“Elogio” di Prestia, difensore del Catanzaro che al Massimino gridò «forza Palermo»

Claudio Spagnolo

E così, almeno, abbiamo chiarito che il giovane Giuseppe Prestia, di anni ventitré, altezza un metro e novanta, piede di calcio destro, ruolo difensore – calciatore in forza, se così si può dire, al Catanzaro –  che il giovane Giuseppe Prestia, dicevamo, è tifoso del Palermo. Cosa che non sorprenderà nessuno, ove si rifletta che Giuseppe Prestia è nato per l’appunto a Palermo, che ha vissuto lì gli anni della sua prima giovinezza, che ha a lungo coltivato, e forse continua ancora a coltivare, la beata convinzione che gli arancini si chiamano arancine; e che ha anche vestito la maglia rosanero, sia pure solo nei campionati Primavera.

Sicché, il fatto che lui tifi Palermo non meriterebbe francamente l’attenzione di nessuno, se non fosse per via del modo e del momento in cui il ragazzo ha voluto professare la propria sia pur legittima fede calcistica: e cioè mentre imboccava anzitempo la via degli spogliatoi del Massimino, con la sua squadra che si apprestava a perdere contro il Catania, e al termine di una scazzottata che aveva indotto l’arbitro a cacciarlo dal campo insieme al rossazzurro BergamelliForza Palermo: frase innocente, naturalissima e perfino bella per qualunque palermitano, e che però il buon Prestia ha avuto l’accortezza di pronunciare nel momento in cui era meno opportuno, più stupido e più sguaiato il farlo.
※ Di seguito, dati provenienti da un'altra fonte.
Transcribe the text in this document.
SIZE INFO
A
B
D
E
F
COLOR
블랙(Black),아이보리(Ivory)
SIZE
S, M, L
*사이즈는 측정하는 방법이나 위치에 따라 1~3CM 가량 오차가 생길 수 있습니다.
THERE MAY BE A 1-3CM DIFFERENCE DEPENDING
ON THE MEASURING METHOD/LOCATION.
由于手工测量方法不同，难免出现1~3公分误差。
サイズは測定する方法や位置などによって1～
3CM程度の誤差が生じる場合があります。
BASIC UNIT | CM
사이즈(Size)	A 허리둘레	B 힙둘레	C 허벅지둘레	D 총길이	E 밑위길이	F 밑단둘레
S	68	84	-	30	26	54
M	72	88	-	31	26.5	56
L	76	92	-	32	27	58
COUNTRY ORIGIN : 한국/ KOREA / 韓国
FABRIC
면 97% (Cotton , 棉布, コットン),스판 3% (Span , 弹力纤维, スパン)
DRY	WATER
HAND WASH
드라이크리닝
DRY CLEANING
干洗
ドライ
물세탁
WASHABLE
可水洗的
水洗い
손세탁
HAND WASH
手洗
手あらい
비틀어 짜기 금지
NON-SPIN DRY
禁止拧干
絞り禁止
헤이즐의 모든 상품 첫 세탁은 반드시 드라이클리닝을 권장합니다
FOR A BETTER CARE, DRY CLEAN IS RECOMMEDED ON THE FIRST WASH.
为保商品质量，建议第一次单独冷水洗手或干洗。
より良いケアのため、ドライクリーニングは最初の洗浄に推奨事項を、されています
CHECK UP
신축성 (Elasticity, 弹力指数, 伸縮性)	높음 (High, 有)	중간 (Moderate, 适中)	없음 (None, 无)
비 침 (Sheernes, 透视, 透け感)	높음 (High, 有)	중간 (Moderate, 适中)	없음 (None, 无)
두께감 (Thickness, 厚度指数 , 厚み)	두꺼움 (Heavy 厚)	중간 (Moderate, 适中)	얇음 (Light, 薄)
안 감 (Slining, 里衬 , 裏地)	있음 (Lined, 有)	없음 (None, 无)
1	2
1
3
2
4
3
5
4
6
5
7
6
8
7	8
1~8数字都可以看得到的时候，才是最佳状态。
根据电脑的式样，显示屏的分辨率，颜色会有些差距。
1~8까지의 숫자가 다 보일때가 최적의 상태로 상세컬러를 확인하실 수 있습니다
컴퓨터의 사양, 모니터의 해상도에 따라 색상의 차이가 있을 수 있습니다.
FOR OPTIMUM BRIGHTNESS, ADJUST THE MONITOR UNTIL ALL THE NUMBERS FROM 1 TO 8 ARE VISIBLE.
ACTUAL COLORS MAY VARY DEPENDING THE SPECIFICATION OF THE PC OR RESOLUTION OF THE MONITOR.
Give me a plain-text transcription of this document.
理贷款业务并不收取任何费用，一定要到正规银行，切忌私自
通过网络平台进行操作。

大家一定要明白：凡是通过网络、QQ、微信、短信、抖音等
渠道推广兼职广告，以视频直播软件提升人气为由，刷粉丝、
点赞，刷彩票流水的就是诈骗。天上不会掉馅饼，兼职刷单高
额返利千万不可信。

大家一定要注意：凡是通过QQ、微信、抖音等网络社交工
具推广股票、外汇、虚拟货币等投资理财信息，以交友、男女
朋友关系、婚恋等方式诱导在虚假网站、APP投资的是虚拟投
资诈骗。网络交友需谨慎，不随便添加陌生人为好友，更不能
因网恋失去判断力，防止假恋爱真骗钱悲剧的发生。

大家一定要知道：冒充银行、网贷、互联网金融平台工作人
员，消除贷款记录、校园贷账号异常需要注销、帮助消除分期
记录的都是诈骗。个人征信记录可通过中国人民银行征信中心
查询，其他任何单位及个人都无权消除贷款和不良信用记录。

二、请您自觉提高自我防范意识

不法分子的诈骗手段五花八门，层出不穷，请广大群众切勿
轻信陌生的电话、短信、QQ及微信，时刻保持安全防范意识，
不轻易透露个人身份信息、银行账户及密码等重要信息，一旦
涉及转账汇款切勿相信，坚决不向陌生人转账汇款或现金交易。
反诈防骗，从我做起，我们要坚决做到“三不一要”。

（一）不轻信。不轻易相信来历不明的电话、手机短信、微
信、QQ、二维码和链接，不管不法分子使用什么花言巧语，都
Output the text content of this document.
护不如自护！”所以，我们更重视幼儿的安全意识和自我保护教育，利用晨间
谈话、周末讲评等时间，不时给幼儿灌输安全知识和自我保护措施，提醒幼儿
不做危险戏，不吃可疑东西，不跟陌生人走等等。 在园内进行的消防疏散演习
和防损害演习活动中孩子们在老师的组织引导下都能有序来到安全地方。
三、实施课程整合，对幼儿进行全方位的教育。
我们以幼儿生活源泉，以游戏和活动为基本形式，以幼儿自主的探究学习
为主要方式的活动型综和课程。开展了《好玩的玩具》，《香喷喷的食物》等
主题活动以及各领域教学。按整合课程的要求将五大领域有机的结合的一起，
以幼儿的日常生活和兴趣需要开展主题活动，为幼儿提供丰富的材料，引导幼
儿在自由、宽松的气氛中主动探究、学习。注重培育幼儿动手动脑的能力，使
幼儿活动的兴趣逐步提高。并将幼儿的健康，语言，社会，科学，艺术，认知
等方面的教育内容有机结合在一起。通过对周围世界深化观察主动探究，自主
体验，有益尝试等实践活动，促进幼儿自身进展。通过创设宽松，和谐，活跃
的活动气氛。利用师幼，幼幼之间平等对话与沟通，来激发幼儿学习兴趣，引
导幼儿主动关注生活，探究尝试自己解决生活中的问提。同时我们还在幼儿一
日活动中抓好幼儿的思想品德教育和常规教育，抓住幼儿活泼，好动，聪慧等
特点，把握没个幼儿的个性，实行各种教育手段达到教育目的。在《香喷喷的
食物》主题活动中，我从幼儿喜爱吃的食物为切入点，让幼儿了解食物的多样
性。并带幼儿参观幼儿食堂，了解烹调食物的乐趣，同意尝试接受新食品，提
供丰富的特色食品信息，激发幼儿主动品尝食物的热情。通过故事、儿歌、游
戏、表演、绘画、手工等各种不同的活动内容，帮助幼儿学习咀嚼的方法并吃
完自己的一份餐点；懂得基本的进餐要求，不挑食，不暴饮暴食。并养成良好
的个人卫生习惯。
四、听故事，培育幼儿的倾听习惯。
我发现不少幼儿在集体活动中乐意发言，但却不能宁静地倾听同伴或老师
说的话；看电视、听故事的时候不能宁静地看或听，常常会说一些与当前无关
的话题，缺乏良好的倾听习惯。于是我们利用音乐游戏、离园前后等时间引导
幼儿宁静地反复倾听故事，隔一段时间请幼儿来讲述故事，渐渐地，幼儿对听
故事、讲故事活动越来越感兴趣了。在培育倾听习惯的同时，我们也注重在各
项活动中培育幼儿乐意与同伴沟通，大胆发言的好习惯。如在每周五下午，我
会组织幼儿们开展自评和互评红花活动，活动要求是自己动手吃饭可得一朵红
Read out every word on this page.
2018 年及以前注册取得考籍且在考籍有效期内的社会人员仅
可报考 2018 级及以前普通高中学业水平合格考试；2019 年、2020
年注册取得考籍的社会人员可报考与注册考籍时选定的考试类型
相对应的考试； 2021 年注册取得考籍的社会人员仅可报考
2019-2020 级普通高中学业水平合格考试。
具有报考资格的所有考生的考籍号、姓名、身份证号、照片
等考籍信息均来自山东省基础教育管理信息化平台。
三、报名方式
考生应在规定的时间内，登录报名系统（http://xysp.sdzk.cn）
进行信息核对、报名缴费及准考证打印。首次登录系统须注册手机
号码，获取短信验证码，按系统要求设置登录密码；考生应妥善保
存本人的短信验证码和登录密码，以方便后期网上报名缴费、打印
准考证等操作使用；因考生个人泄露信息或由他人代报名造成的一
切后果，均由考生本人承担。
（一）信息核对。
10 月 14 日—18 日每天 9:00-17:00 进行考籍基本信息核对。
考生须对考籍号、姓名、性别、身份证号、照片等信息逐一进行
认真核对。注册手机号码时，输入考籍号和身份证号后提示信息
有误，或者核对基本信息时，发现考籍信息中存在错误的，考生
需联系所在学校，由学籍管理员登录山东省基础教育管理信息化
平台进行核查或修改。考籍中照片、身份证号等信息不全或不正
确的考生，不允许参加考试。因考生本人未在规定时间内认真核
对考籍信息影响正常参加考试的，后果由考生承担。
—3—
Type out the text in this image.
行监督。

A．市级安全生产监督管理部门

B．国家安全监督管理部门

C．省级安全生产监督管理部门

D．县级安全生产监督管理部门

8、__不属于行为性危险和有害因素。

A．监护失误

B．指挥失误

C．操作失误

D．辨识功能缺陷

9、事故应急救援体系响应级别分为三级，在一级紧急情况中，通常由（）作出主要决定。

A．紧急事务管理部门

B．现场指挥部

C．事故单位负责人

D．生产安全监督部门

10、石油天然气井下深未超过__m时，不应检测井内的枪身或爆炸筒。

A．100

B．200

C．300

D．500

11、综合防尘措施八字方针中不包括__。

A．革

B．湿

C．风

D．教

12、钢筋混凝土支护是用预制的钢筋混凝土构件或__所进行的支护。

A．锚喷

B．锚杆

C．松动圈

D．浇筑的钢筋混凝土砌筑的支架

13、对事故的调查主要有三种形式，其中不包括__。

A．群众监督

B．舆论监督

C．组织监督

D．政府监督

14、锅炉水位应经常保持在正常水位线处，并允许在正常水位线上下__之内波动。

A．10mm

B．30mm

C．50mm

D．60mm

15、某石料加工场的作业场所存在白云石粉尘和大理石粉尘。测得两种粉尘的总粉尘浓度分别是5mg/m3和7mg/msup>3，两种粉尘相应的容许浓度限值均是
E cioè nella furia taurina di chi s’è visto sventolare in faccia il cartellino rosso, nella frustrazione di chi sta perdendo e non può fare più nulla per impedirlo. Brandendo il pugno destro in un gesto che voleva essere di sfida e invece era solo di stizza, e atteggiando opportunamente il labiale affinché chiaramente vi si leggesse, nei confronti del pubblico rossazzurro, un non elegantissimo improperio di ispirazione inconfondibilmente clintoniana (nel senso di Bill, s’intende). Forza Palermo: che è una frase che un palermitano di buon senso avrebbe certo potuto, nella presente contingenza storica, rivolgerci in modo che ci facesse molto male: facendoci pesare il fatto che il Palermo, benché alla men peggio, naviga ancora in serie A, mentre noi ci barcameniamo in terza serie dove siamo per giunta precipitati con ignominia; ed esercitando insomma quei diritti che il blasone da una parte, e le nostre disgrazie dall’altra, gli consentirebbero agevolmente di esercitare.

Fortuna che non abbiamo incontrato nessun cugino così assennato, e abbiamo invece incontrato Prestia. Il quale, nell’irredimibile ineleganza del suo gesto, ci ha restituito per un attimo il gusto di anni purtroppo lontani: quelli in cui la magia dei tiri che si insaccavano da centrocampo, dei palloni che si infilavano a quattro a quattro nelle reti vanamente difese dai portieri rosanero, ci regalava quei momenti di felicità pura che solo il calcio sa donare ai suoi fedeli. E quegli altri momenti indimenticabili, che arrivavano immediatamente dopo, quando lo sguardo si posava sui nostri blasonati ed attoniti cugini: e la stessa felicità ci ritornava indietro moltiplicata dalla nostra crudeltà: dal godimento di vederli rosicare, i cugini rosanero, come forse mai prima avevano rosicato, e come non avrebbero certo rosicato per nessuna altra sconfitta.

Di quella felicità, certo, ci è rimasto solo il ricordo. Ma Prestia ci restituisce almeno il retrogusto di quel piacere crudele ed accessorio: il piacere di ricordare quanto rosicavano, allora, i cugini di Palermo. Il piacere di sapere, oggi, che alcuni di loro rosicano ancora. Come certo accade a Prestia, che involontariamente ce lo ha rivelato ieri pomeriggio. Meritandosi, in cambio delle sue scomposte contumelie, i nostri sentiti e sorridenti ringraziamenti.